A subprocuradora-geral da República, Deborah Duprat, disse que o Supremo Tribunal Federal (STF) pode ser denunciado em cortes internacionais caso decida pela revisão da demarcação da terra indígena Raposa Serra do Sol, em Roraima. Segundo ela, a Corte não tem poder para definir limites de terra indígena no lugar do estudo antropológico. Ela participou nesta terça (12) da audiência pública para debater o tema na Comissão de Legislação Participativa da Câmara dos Deputados.
"A Constituição é muito clara com relação a isso. São assegurados aos índios as terras que tradicionalmente ocupam de acordo com os seus usos, costumes e tradições, ou seja, o que define uma área indígena é o modo como nela se vive e nem um outro modo", disse a subprocuradora.
Para ela, chega a ser surpreendente que o STF, composto por pessoas obviamente capazes e brilhantes, tenham sido influenciados pelo discurso preconceituoso e racista contra os índios. Duprat se diz surpresa também com a decisão em liminar que possibilitou a permanência dos seis arrozeiros na reserva.
"Antes do mandado de segurança, o Supremo já tinha reconhecido que o que define o limite de uma área indígena é o laudo antropológico, no sentido da expressão do próprio grupo (que vive na área). Então o STF não pode decidir sobre isso sob pena de termos um retrocesso em matéria de direitos humanos", argumentou.
Precedida pelo coordenador-geral de Identificação e Delimitação da Fundação Nacional do Índio (Funai), Paulo Santilli, antropólogo responsável pelo laudo que possibilitou a demarcação de forma contínua da Raposa Serra do Sol, em 15 de abril de 2005 pelo presidente Lula, a subprocuradora elogiou os estudos de Santilli.

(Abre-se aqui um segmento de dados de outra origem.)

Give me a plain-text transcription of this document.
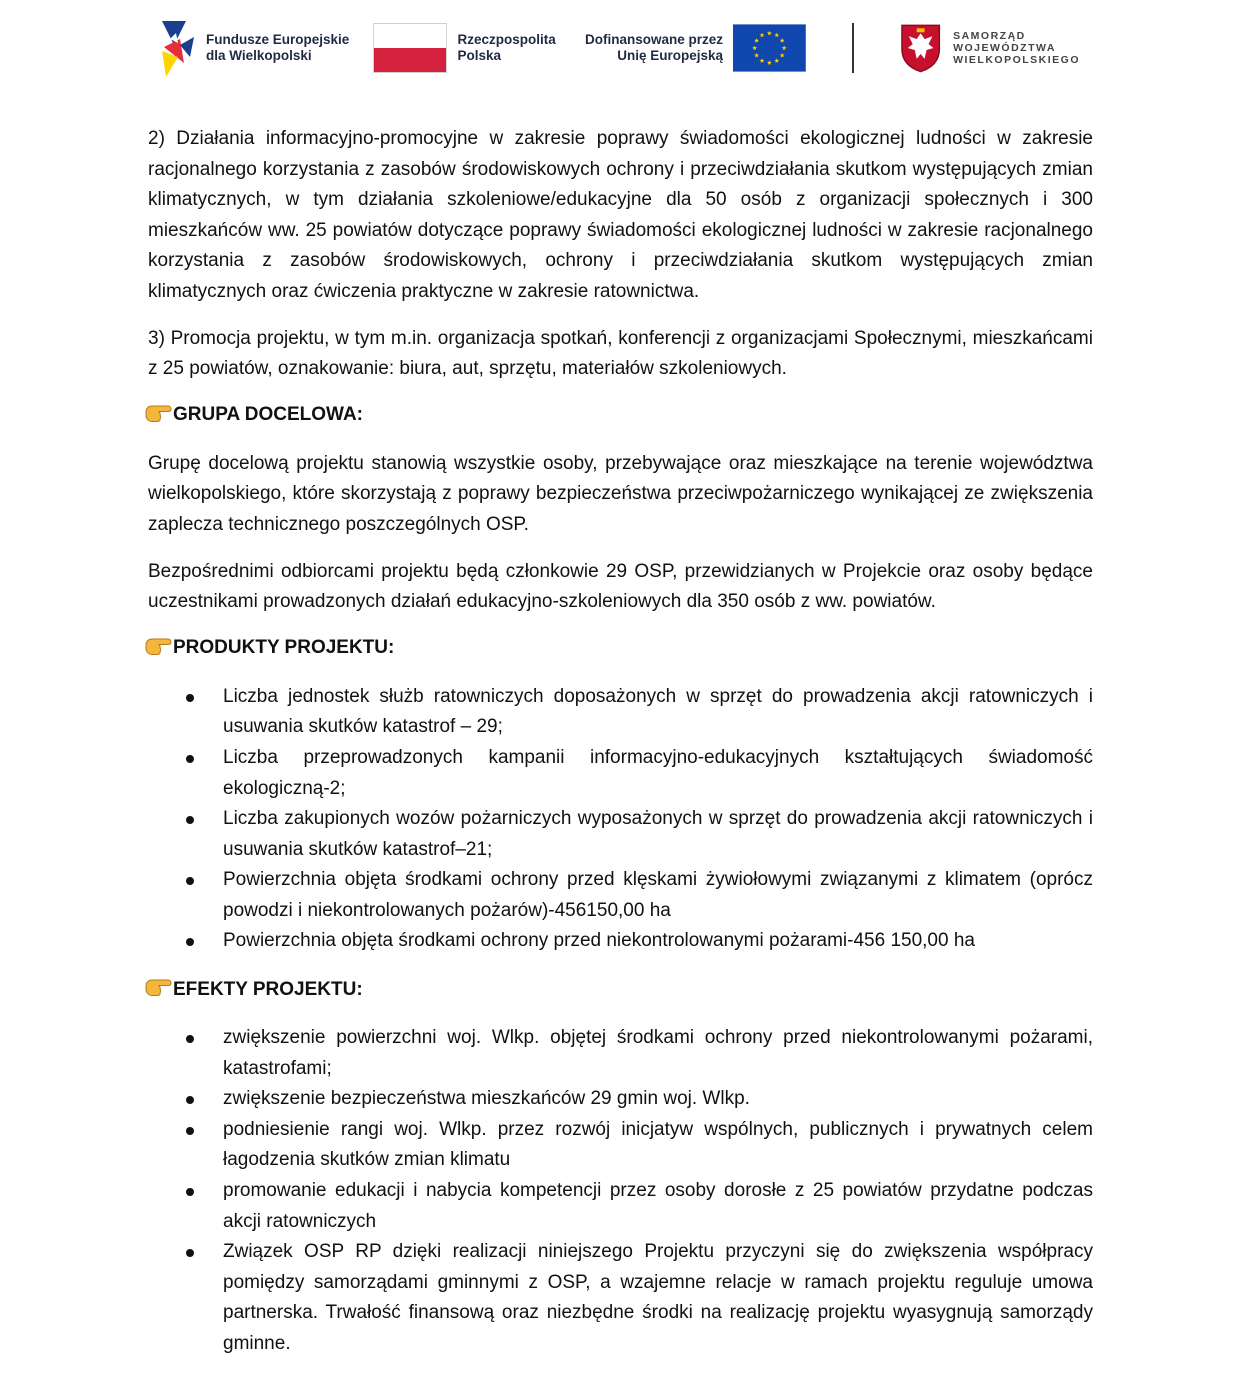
Fundusze Europejskie
dla Wielkopolski
Rzeczpospolita
Polska
Dofinansowane przez
Unię Europejską
SAMORZĄD
WOJEWÓDZTWA
WIELKOPOLSKIEGO

2) Działania informacyjno-promocyjne w zakresie poprawy świadomości ekologicznej ludności w zakresie racjonalnego korzystania z zasobów środowiskowych ochrony i przeciwdziałania skutkom występujących zmian klimatycznych, w tym działania szkoleniowe/edukacyjne dla 50 osób z organizacji społecznych i 300 mieszkańców ww. 25 powiatów dotyczące poprawy świadomości ekologicznej ludności w zakresie racjonalnego korzystania z zasobów środowiskowych, ochrony i przeciwdziałania skutkom występujących zmian klimatycznych oraz ćwiczenia praktyczne w zakresie ratownictwa.

3) Promocja projektu, w tym m.in. organizacja spotkań, konferencji z organizacjami Społecznymi, mieszkańcami z 25 powiatów, oznakowanie: biura, aut, sprzętu, materiałów szkoleniowych.

GRUPA DOCELOWA :

Grupę docelową projektu stanowią wszystkie osoby, przebywające oraz mieszkające na terenie województwa wielkopolskiego, które skorzystają z poprawy bezpieczeństwa przeciwpożarniczego wynikającej ze zwiększenia zaplecza technicznego poszczególnych OSP.

Bezpośrednimi odbiorcami projektu będą członkowie 29 OSP, przewidzianych w Projekcie oraz osoby będące uczestnikami prowadzonych działań edukacyjno-szkoleniowych dla 350 osób z ww. powiatów.

PRODUKTY PROJEKTU :
Liczba jednostek służb ratowniczych doposażonych w sprzęt do prowadzenia akcji ratowniczych i usuwania skutków katastrof – 29;
Liczba przeprowadzonych kampanii informacyjno-edukacyjnych kształtujących świadomość ekologiczną-2;
Liczba zakupionych wozów pożarniczych wyposażonych w sprzęt do prowadzenia akcji ratowniczych i usuwania skutków katastrof–21;
Powierzchnia objęta środkami ochrony przed klęskami żywiołowymi związanymi z klimatem (oprócz powodzi i niekontrolowanych pożarów)-456150,00 ha
Powierzchnia objęta środkami ochrony przed niekontrolowanymi pożarami-456 150,00 ha
EFEKTY PROJEKTU :
zwiększenie powierzchni woj. Wlkp. objętej środkami ochrony przed niekontrolowanymi pożarami, katastrofami;
zwiększenie bezpieczeństwa mieszkańców 29 gmin woj. Wlkp.
podniesienie rangi woj. Wlkp. przez rozwój inicjatyw wspólnych, publicznych i prywatnych celem łagodzenia skutków zmian klimatu
promowanie edukacji i nabycia kompetencji przez osoby dorosłe z 25 powiatów przydatne podczas akcji ratowniczych
Związek OSP RP dzięki realizacji niniejszego Projektu przyczyni się do zwiększenia współpracy pomiędzy samorządami gminnymi z OSP, a wzajemne relacje w ramach projektu reguluje umowa partnerska. Trwałość finansową oraz niezbędne środki na realizację projektu wyasygnują samorządy gminne.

Ele avaliou questões como mobilidade social nas tradições envolvendo casamento, coleta, caça e questões mitológicas daquele povo.
Também explicou que o antropólogo não cria territórios. "Ele tão pouco diz qual o território ideal para se viver. Ele traduz o modo de vida daquele grupo (...), as relações que entre eles se estabelecem, para por fim dizer qual o perímetro que aquilo se dá", afirmou.
Constituinte de 88
Deborah Duprat disse que a questão indígena não pode ser tratada de forma linear, "como se fosse uma coisa dos 500 anos para cá". Na seu entendimento, a Constituição de 1988 não só rompe com o paradigma da assimilação, que pretendia inserir o índio na sociedade, mas quebra com a chamada sociedade hegemônica, onde prevalece o homem branco e com propriedade.
"Vamos romper com o modelo em que índios, mulheres e portadores de necessidades especiais são relativamente incapazes. Uns condenados ao espaço reservado, ao confinamento do lar e outros à invisibilidade (...). Enfim, a sociedade hegemônica opera desse jeito, a alguns todos os direitos e a outros a ausência dos direitos", diz.
Nesse contexto, ela argumenta que a Constituinte de 88 rompe com esse processo não pela vontade dos iluminados constituintes, mas pela força dos movimentos emancipados de mulheres, indígenas, negros e portadores de necessidades especiais. "É neste contexto, de uma sociedade plural, que está o debate na atualidade sobre a demarcação da Raposa Serra do Sol", argumentou.